Green's functions and radiation patterns in poroelastic solids revisited

Abstract

A consistent and unified formulation of Green's functions for wave propagation in poroelastic solids based on Biot's theory is given. Over the last decades various authors have made the attempt to derive different Green's tensor representation for poroelastic solids. Due to the various possible combinations of field variables and source terms the different solutions differ significantly. The main solutions are reviewed and compared. It is shown that these previously reported representations of Green's tensors can be used in a complementary sense such that all possible combinations of field variables and source types are included. As a new element we introduce the concept of moment tensors for poroelasticity.
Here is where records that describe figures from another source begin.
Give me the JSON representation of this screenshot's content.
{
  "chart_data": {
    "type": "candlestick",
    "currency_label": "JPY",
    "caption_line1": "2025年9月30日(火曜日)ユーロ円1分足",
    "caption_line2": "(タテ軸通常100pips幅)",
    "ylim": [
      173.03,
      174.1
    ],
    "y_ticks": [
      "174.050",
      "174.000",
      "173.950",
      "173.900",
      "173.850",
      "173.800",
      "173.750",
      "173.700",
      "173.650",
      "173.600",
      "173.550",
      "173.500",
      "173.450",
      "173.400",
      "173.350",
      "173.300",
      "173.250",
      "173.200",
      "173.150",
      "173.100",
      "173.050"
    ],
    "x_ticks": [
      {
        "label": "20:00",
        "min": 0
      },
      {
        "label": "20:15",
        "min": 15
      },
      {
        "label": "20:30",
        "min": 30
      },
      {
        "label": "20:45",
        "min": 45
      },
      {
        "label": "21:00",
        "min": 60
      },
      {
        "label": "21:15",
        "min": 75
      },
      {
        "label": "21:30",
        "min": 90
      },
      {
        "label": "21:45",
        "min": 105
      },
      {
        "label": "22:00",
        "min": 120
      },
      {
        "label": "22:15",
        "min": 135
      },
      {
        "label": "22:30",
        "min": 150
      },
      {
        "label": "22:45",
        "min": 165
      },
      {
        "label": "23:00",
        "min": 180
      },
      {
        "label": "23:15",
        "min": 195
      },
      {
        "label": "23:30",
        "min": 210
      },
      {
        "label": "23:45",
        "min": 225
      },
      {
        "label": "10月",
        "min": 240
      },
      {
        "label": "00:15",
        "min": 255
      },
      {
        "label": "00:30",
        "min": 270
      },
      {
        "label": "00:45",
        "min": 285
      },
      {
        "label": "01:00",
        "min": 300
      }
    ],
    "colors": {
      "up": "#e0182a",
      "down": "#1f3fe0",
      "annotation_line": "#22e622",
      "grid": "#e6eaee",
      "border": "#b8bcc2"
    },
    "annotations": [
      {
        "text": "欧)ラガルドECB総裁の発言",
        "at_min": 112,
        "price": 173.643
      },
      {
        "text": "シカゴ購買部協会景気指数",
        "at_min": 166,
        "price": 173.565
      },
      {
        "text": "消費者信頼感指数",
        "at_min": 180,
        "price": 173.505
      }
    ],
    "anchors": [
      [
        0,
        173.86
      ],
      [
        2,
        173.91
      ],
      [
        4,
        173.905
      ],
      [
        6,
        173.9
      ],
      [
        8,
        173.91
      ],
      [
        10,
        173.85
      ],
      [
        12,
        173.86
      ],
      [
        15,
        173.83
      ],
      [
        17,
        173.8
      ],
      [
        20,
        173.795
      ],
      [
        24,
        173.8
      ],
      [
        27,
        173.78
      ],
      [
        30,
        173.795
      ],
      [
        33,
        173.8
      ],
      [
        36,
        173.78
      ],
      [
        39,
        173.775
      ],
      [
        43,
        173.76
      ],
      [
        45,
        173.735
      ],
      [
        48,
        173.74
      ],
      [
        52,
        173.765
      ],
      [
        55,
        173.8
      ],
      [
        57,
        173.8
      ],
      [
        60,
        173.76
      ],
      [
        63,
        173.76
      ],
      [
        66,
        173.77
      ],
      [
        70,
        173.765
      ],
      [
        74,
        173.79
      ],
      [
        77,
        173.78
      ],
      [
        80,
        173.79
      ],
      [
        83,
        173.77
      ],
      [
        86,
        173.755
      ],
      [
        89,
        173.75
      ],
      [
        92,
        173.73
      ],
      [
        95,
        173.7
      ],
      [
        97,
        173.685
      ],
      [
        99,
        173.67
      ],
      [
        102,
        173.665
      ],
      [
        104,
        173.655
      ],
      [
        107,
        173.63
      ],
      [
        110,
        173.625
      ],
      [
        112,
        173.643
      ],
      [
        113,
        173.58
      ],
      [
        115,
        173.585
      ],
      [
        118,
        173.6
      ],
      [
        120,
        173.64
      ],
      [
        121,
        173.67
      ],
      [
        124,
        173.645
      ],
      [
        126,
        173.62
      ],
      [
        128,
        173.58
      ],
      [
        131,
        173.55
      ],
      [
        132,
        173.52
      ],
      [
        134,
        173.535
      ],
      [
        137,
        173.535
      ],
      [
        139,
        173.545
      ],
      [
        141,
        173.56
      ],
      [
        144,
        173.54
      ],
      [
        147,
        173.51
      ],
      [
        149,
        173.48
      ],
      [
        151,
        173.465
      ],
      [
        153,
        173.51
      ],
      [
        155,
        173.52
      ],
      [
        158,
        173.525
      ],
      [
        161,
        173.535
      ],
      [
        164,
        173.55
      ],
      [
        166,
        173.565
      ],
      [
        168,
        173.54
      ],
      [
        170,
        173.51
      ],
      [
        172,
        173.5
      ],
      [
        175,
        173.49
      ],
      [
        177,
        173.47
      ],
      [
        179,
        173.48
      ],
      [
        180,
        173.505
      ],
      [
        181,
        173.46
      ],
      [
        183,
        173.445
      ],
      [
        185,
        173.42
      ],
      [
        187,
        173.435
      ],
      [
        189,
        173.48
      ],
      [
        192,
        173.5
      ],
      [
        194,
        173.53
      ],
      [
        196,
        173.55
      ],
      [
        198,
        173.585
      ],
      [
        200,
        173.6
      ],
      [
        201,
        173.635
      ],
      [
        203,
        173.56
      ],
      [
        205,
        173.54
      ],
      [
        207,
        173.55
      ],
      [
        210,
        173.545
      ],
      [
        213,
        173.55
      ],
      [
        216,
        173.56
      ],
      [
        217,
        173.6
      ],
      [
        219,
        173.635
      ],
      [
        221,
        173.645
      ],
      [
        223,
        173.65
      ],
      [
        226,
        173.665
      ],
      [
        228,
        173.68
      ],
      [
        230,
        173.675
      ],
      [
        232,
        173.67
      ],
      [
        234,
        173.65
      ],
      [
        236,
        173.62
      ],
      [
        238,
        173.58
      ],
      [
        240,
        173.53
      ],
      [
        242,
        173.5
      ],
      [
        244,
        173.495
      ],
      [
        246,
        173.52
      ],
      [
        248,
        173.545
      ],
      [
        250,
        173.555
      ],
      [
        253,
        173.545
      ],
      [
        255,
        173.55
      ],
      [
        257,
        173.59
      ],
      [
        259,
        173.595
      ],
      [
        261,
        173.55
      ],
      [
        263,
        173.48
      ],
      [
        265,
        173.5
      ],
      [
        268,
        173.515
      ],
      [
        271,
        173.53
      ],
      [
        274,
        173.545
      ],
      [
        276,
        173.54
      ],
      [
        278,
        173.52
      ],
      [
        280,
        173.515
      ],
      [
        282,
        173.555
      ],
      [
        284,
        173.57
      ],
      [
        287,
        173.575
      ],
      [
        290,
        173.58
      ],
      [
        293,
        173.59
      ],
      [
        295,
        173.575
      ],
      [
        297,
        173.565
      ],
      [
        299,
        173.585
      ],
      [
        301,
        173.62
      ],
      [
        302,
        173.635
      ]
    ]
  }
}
This allows us to describe sources in poroelastic solids in a consistent manner. With the help of the moment tensor concept a pressure source acting on the fluid phase is introduced as well as dipole sources and double-couple sources. To visualize the results, radiation patterns for all the discussed sources are constructed. The shape of the radiation patterns of the fast compressional and shear wave is the same as in elastodynamics, however, the radiation characteristics of Biot's slow wave are superimposed. The relative magnitudes of the field variables shown in the radiation patterns can be very different for different source types. In particular, for any source acting in the fluid phase the pressure field is dominated by the Biot slow wave having compressional wave polarization. © 2009 The Authors, Journal compilation © 2009 RAS.